Baby-italiani sempre più lindi e profumati. Per coccolare la pelle dei bimbi, detergendola senza stressarla, è boom di cosmetici “bio” a misura di bebè: dal 2006 al 2007 i prodotti certificati sono aumentati da 33 a 60, con un’impennata dell’81%. Naturali e delicati, sono “figli” dell’agricoltura biologica e completamente privi di Ogm, sostanze chimiche di sintesi e derivati del petrolio. Ma la vanità si colora di “verde” anche tra gli adulti. Sfiorano ormai i 2mila i bio-ecocosmetici con bollino Icea (Istituto per la certificazione etica e ambientale), con un incremento del 71% nel 2007 rispetto al 2006. Le aziende specializzate registrano inoltre un +67%, e il fatturato un +85%.
Fra i cosmetici per l’infanzia, la parte del leone la fanno i prodotti per il bagnetto (27% del totale), seguiti da quelli per il cambio (creme lenitive, nutrienti e protettive) con una quota del 16%. Numerosi anche gli oli da massaggio (13%9, le salviette detergenti (10%) e i solari (10%), e ancora il talco liquido (8%), i dentifrici (7%), gli idratanti (5%) ed altri prodotti vari: balsamici, all’amido di riso anti-pidocchi (4%).
 

“I cosmetici che utilizziamo ogni giorno influiscono sulla salute e sulla sicurezza della nostra pelle, e in particolare su quella dei bambini che è più fragile e delicata – spiega Alessandro Spadoni, responsabile Icea per la bio-ecocosmesi – L’aumento dei prodotti certificati rivolti ai più piccoli dimostra una crescente attenzione ai bisogni dell’infanzia.”.
I bio-ecocosmetici vengono valutati sulla base del Disciplinare Aiab (Associazione italiana per l’agricoltura biologica), e dopo severe verifiche. “Le aziende che noi certifichiamo vengono controllate direttamente con ispezioni svolte periodicamente da personale esperto – sottolinea Spadoni – A queste si aggiungono i controlli analitici effettuati in laboratori qualificati sui prodotti immessi sul mercato.

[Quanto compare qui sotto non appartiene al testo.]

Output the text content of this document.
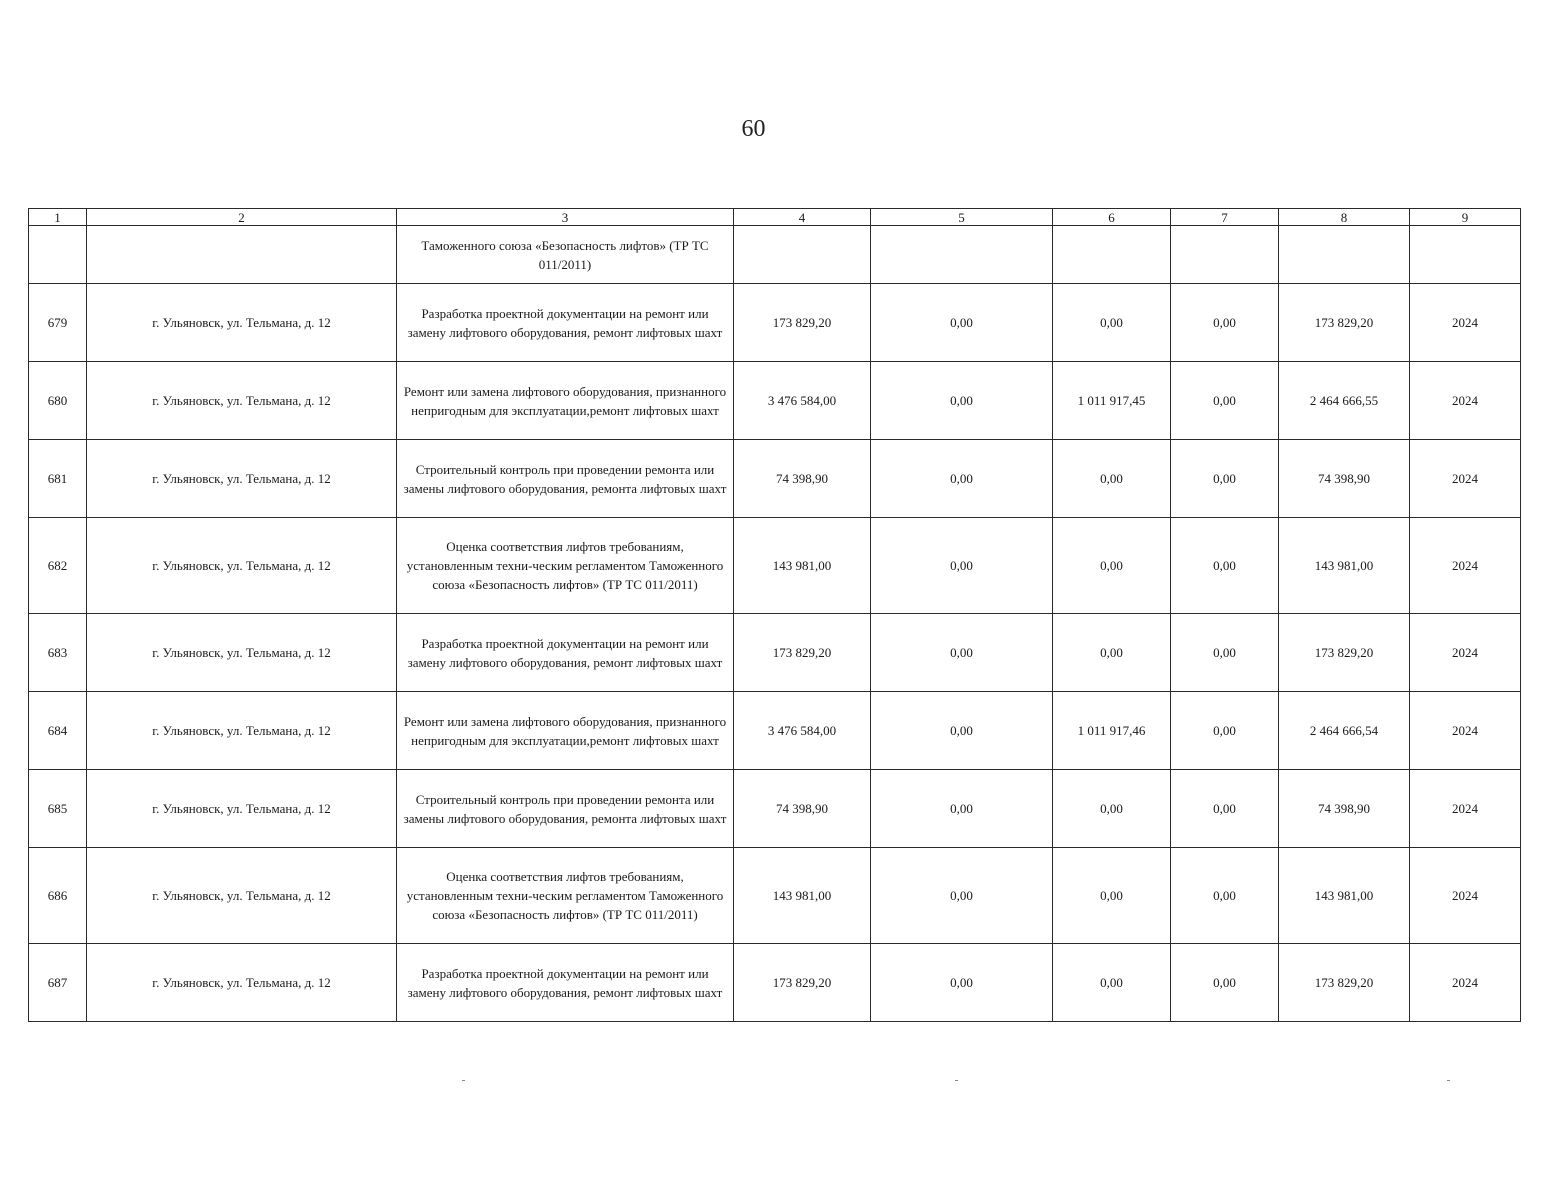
60
1	2	3	4	5	6	7	8	9
		Таможенного союза «Безопасность лифтов» (ТР ТС 011/2011)						
679	г. Ульяновск, ул. Тельмана, д. 12	Разработка проектной документации на ремонт или замену лифтового оборудования, ремонт лифтовых шахт	173 829,20	0,00	0,00	0,00	173 829,20	2024
680	г. Ульяновск, ул. Тельмана, д. 12	Ремонт или замена лифтового оборудования, признанного непригодным для эксплуатации,ремонт лифтовых шахт	3 476 584,00	0,00	1 011 917,45	0,00	2 464 666,55	2024
681	г. Ульяновск, ул. Тельмана, д. 12	Строительный контроль при проведении ремонта или замены лифтового оборудования, ремонта лифтовых шахт	74 398,90	0,00	0,00	0,00	74 398,90	2024
682	г. Ульяновск, ул. Тельмана, д. 12	Оценка соответствия лифтов требованиям, установленным техни-ческим регламентом Таможенного союза «Безопасность лифтов» (ТР ТС 011/2011)	143 981,00	0,00	0,00	0,00	143 981,00	2024
683	г. Ульяновск, ул. Тельмана, д. 12	Разработка проектной документации на ремонт или замену лифтового оборудования, ремонт лифтовых шахт	173 829,20	0,00	0,00	0,00	173 829,20	2024
684	г. Ульяновск, ул. Тельмана, д. 12	Ремонт или замена лифтового оборудования, признанного непригодным для эксплуатации,ремонт лифтовых шахт	3 476 584,00	0,00	1 011 917,46	0,00	2 464 666,54	2024
685	г. Ульяновск, ул. Тельмана, д. 12	Строительный контроль при проведении ремонта или замены лифтового оборудования, ремонта лифтовых шахт	74 398,90	0,00	0,00	0,00	74 398,90	2024
686	г. Ульяновск, ул. Тельмана, д. 12	Оценка соответствия лифтов требованиям, установленным техни-ческим регламентом Таможенного союза «Безопасность лифтов» (ТР ТС 011/2011)	143 981,00	0,00	0,00	0,00	143 981,00	2024
687	г. Ульяновск, ул. Тельмана, д. 12	Разработка проектной документации на ремонт или замену лифтового оборудования, ремонт лифтовых шахт	173 829,20	0,00	0,00	0,00	173 829,20	2024
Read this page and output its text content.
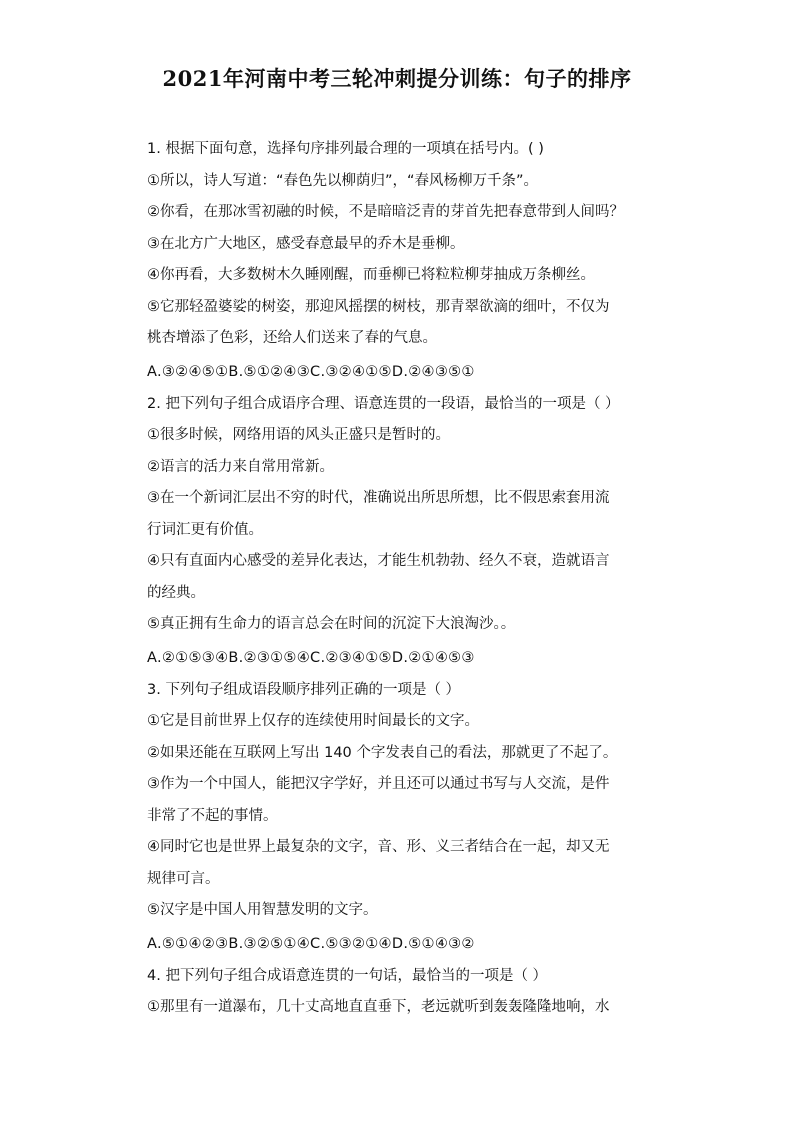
2021年河南中考三轮冲刺提分训练：句子的排序
1. 根据下面句意，选择句序排列最合理的一项填在括号内。( )
①所以，诗人写道：“春色先以柳荫归”，“春风杨柳万千条”。
②你看，在那冰雪初融的时候，不是暗暗泛青的芽首先把春意带到人间吗？
③在北方广大地区，感受春意最早的乔木是垂柳。
④你再看，大多数树木久睡刚醒，而垂柳已将粒粒柳芽抽成万条柳丝。
⑤它那轻盈婆娑的树姿，那迎风摇摆的树枝，那青翠欲滴的细叶，不仅为
桃杏增添了色彩，还给人们送来了春的气息。
A.③②④⑤①B.⑤①②④③C.③②④①⑤D.②④③⑤①
2. 把下列句子组合成语序合理、语意连贯的一段语，最恰当的一项是（ ）
①很多时候，网络用语的风头正盛只是暂时的。
②语言的活力来自常用常新。
③在一个新词汇层出不穷的时代，准确说出所思所想，比不假思索套用流
行词汇更有价值。
④只有直面内心感受的差异化表达，才能生机勃勃、经久不衰，造就语言
的经典。
⑤真正拥有生命力的语言总会在时间的沉淀下大浪淘沙。。
A.②①⑤③④B.②③①⑤④C.②③④①⑤D.②①④⑤③
3. 下列句子组成语段顺序排列正确的一项是（ ）
①它是目前世界上仅存的连续使用时间最长的文字。
②如果还能在互联网上写出 140 个字发表自己的看法，那就更了不起了。
③作为一个中国人，能把汉字学好，并且还可以通过书写与人交流，是件
非常了不起的事情。
④同时它也是世界上最复杂的文字，音、形、义三者结合在一起，却又无
规律可言。
⑤汉字是中国人用智慧发明的文字。
A.⑤①④②③B.③②⑤①④C.⑤③②①④D.⑤①④③②
4. 把下列句子组合成语意连贯的一句话，最恰当的一项是（ ）
①那里有一道瀑布，几十丈高地直直垂下，老远就听到轰轰隆隆地响，水
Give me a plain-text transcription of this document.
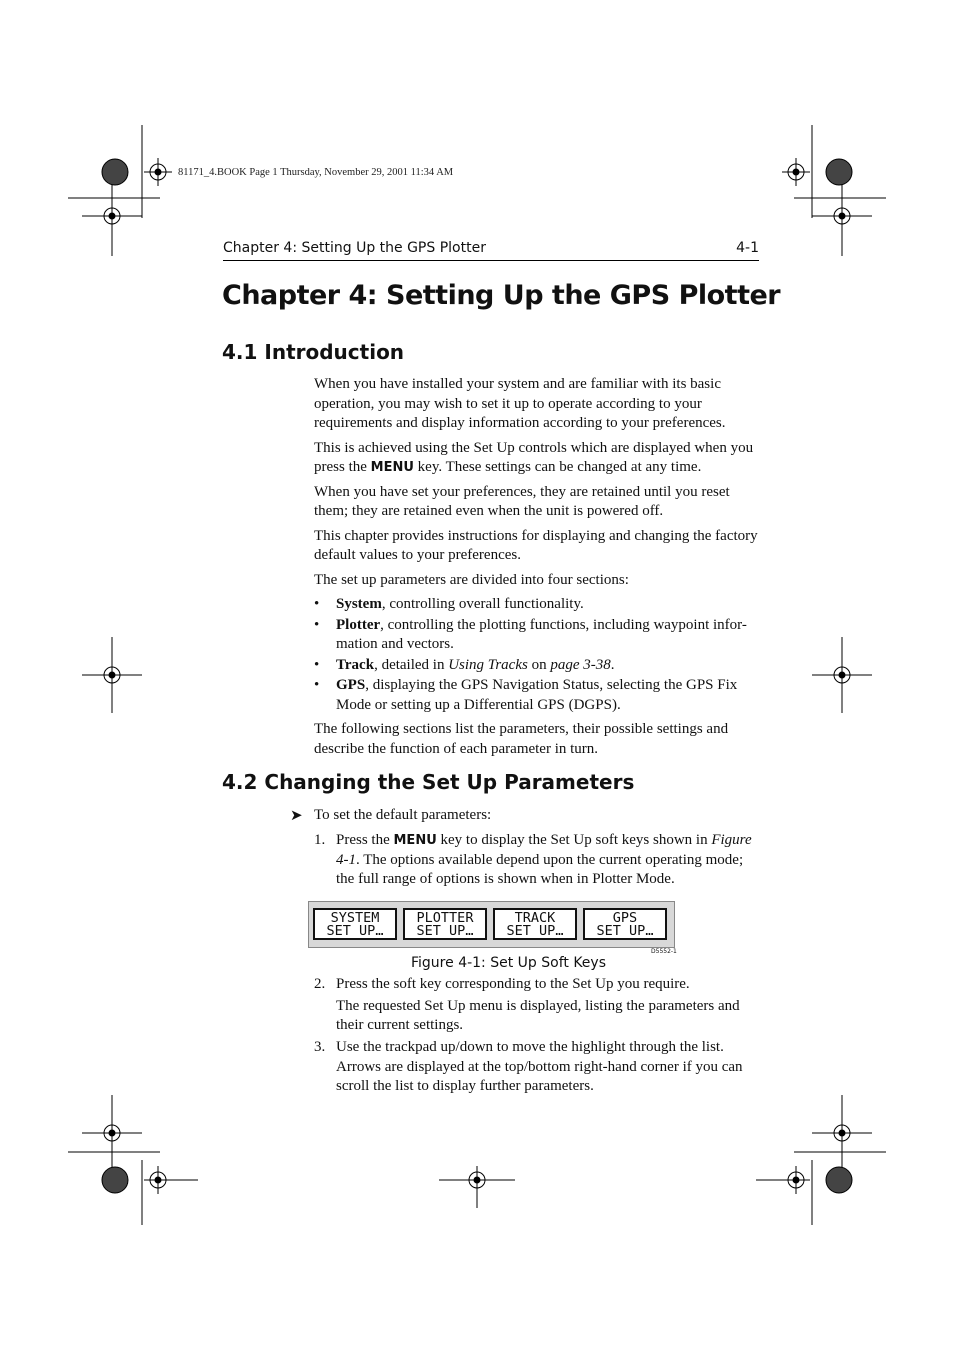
81171_4.BOOK Page 1 Thursday, November 29, 2001 11:34 AM
Chapter 4: Setting Up the GPS Plotter	4-1
Chapter 4: Setting Up the GPS Plotter
4.1 Introduction

When you have installed your system and are familiar with its basic operation, you may wish to set it up to operate according to your requirements and display information according to your preferences.

This is achieved using the Set Up controls which are displayed when you press the MENU key. These settings can be changed at any time.

When you have set your preferences, they are retained until you reset them; they are retained even when the unit is powered off.

This chapter provides instructions for displaying and changing the factory default values to your preferences.

The set up parameters are divided into four sections:

• System, controlling overall functionality.
• Plotter, controlling the plotting functions, including waypoint infor-mation and vectors.
• Track, detailed in Using Tracks on page 3-38.
• GPS, displaying the GPS Navigation Status, selecting the GPS Fix Mode or setting up a Differential GPS (DGPS).

The following sections list the parameters, their possible settings and describe the function of each parameter in turn.

4.2 Changing the Set Up Parameters
➤ To set the default parameters:
1. Press the MENU key to display the Set Up soft keys shown in Figure 4-1. The options available depend upon the current operating mode; the full range of options is shown when in Plotter Mode.
SYSTEM
SET UP…
PLOTTER
SET UP…
TRACK
SET UP…
GPS
SET UP…
D5552-1
Figure 4-1: Set Up Soft Keys
2. Press the soft key corresponding to the Set Up you require.

The requested Set Up menu is displayed, listing the parameters and their current settings.
3. Use the trackpad up/down to move the highlight through the list. Arrows are displayed at the top/bottom right-hand corner if you can scroll the list to display further parameters.
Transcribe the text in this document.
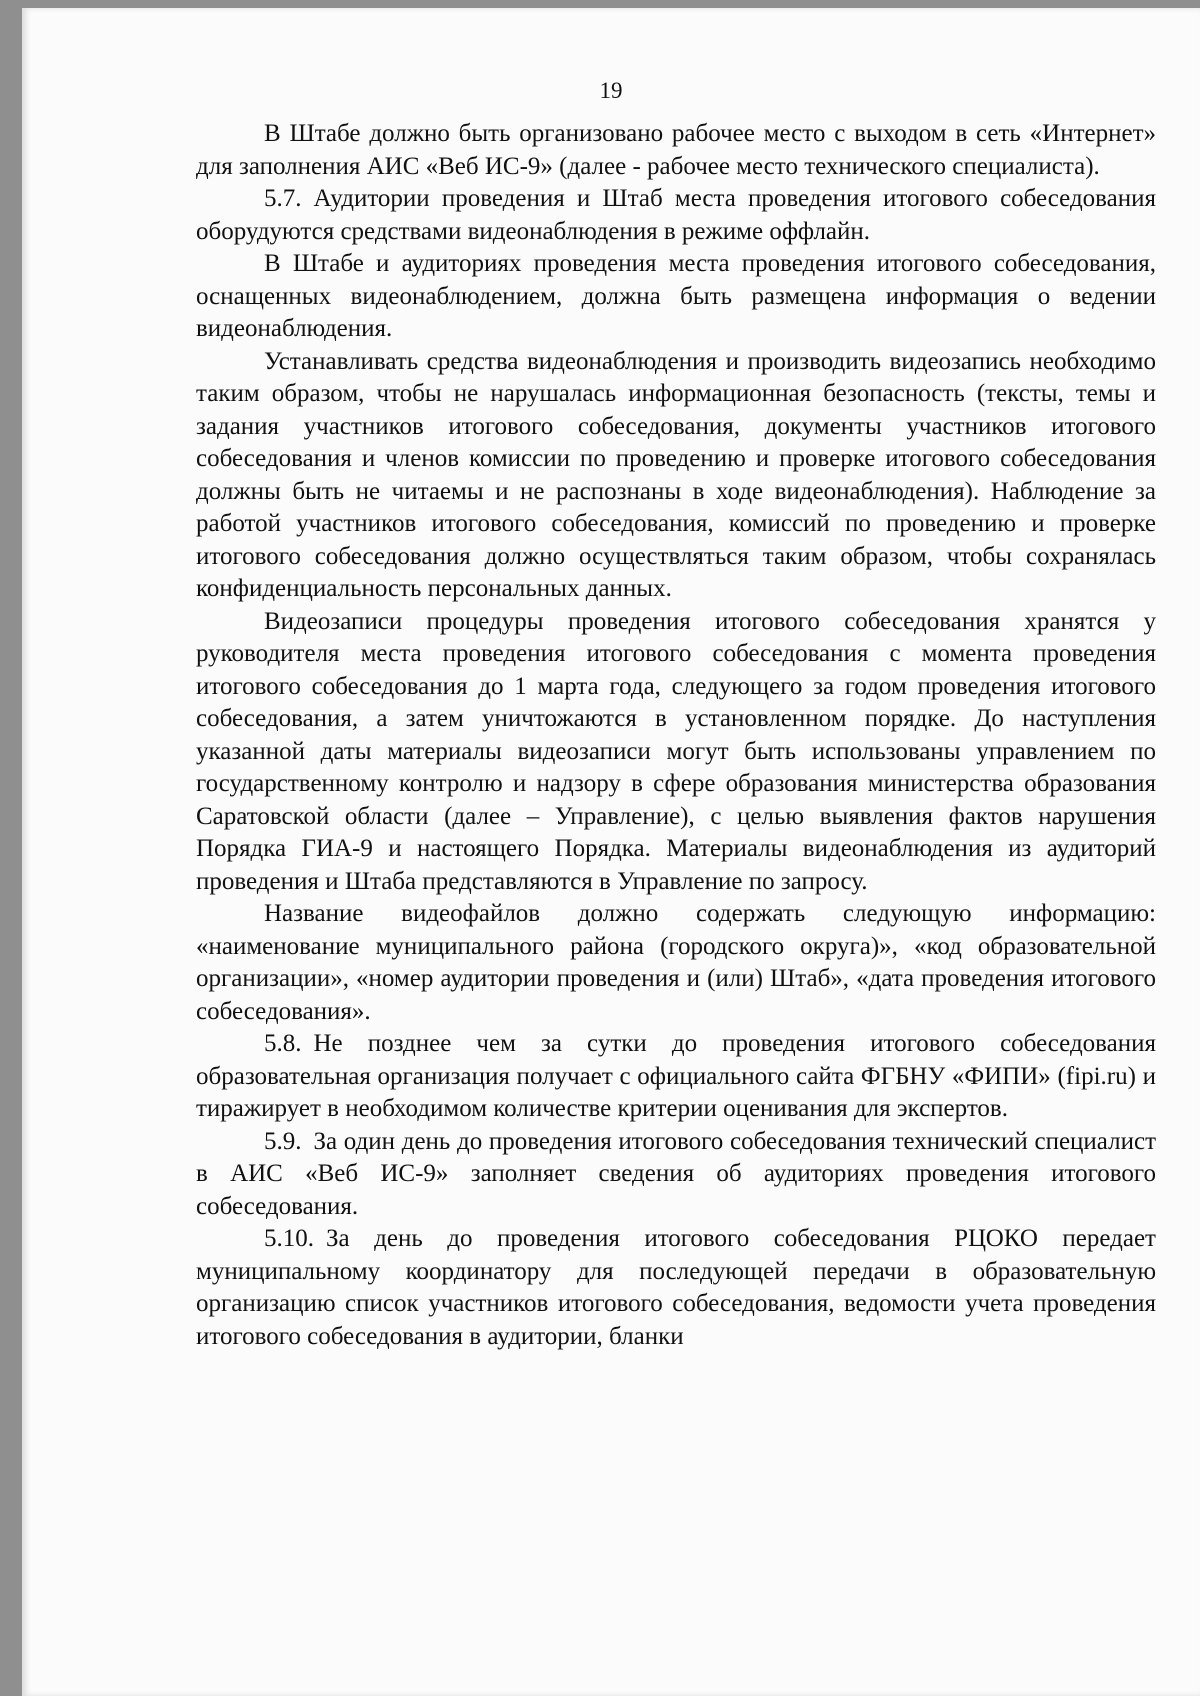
19

В Штабе должно быть организовано рабочее место с выходом в сеть «Интернет» для заполнения АИС «Веб ИС-9» (далее - рабочее место технического специалиста).

5.7. Аудитории проведения и Штаб места проведения итогового собеседования оборудуются средствами видеонаблюдения в режиме оффлайн.

В Штабе и аудиториях проведения места проведения итогового собеседования, оснащенных видеонаблюдением, должна быть размещена информация о ведении видеонаблюдения.

Устанавливать средства видеонаблюдения и производить видеозапись необходимо таким образом, чтобы не нарушалась информационная безопасность (тексты, темы и задания участников итогового собеседования, документы участников итогового собеседования и членов комиссии по проведению и проверке итогового собеседования должны быть не читаемы и не распознаны в ходе видеонаблюдения). Наблюдение за работой участников итогового собеседования, комиссий по проведению и проверке итогового собеседования должно осуществляться таким образом, чтобы сохранялась конфиденциальность персональных данных.

Видеозаписи процедуры проведения итогового собеседования хранятся у руководителя места проведения итогового собеседования с момента проведения итогового собеседования до 1 марта года, следующего за годом проведения итогового собеседования, а затем уничтожаются в установленном порядке. До наступления указанной даты материалы видеозаписи могут быть использованы управлением по государственному контролю и надзору в сфере образования министерства образования Саратовской области (далее – Управление), с целью выявления фактов нарушения Порядка ГИА-9 и настоящего Порядка. Материалы видеонаблюдения из аудиторий проведения и Штаба представляются в Управление по запросу.

Название видеофайлов должно содержать следующую информацию: «наименование муниципального района (городского округа)», «код образовательной организации», «номер аудитории проведения и (или) Штаб», «дата проведения итогового собеседования».

5.8. Не позднее чем за сутки до проведения итогового собеседования образовательная организация получает с официального сайта ФГБНУ «ФИПИ» (fipi.ru) и тиражирует в необходимом количестве критерии оценивания для экспертов.

5.9. За один день до проведения итогового собеседования технический специалист в АИС «Веб ИС-9» заполняет сведения об аудиториях проведения итогового собеседования.

5.10. За день до проведения итогового собеседования РЦОКО передает муниципальному координатору для последующей передачи в образовательную организацию список участников итогового собеседования, ведомости учета проведения итогового собеседования в аудитории, бланки
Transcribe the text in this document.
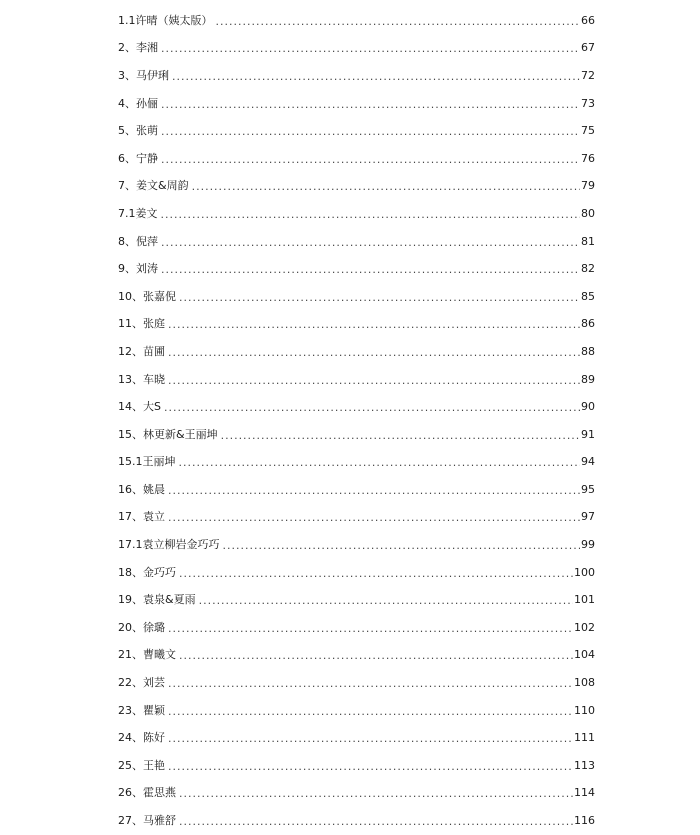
1.1许晴（姨太版） .....	66
2、李湘 .....	67
3、马伊琍 .....	72
4、孙俪 .....	73
5、张萌 .....	75
6、宁静 .....	76
7、姜文&周韵 .....	79
7.1姜文 .....	80
8、倪萍 .....	81
9、刘涛 .....	82
10、张嘉倪 .....	85
11、张庭 .....	86
12、苗圃 .....	88
13、车晓 .....	89
14、大S .....	90
15、林更新&王丽坤 .....	91
15.1王丽坤 .....	94
16、姚晨 .....	95
17、袁立 .....	97
17.1袁立柳岩金巧巧 .....	99
18、金巧巧 .....	100
19、袁泉&夏雨 .....	101
20、徐璐 .....	102
21、曹曦文 .....	104
22、刘芸 .....	108
23、瞿颖 .....	110
24、陈好 .....	111
25、王艳 .....	113
26、霍思燕 .....	114
27、马雅舒 .....	116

Questi controlli sono molto più frequenti di quelli cui sono sottoposti i normali prodotti cosmetici ed offrono reali garanzie sulla qualità ed il rispetto degli standard bio-certificati in etichetta dal marchio Aiab-Icea. Questi prodotti fanno bene a chi li usa e all’ambiente, perché vengono realizzati con processi il più possibile ecologici.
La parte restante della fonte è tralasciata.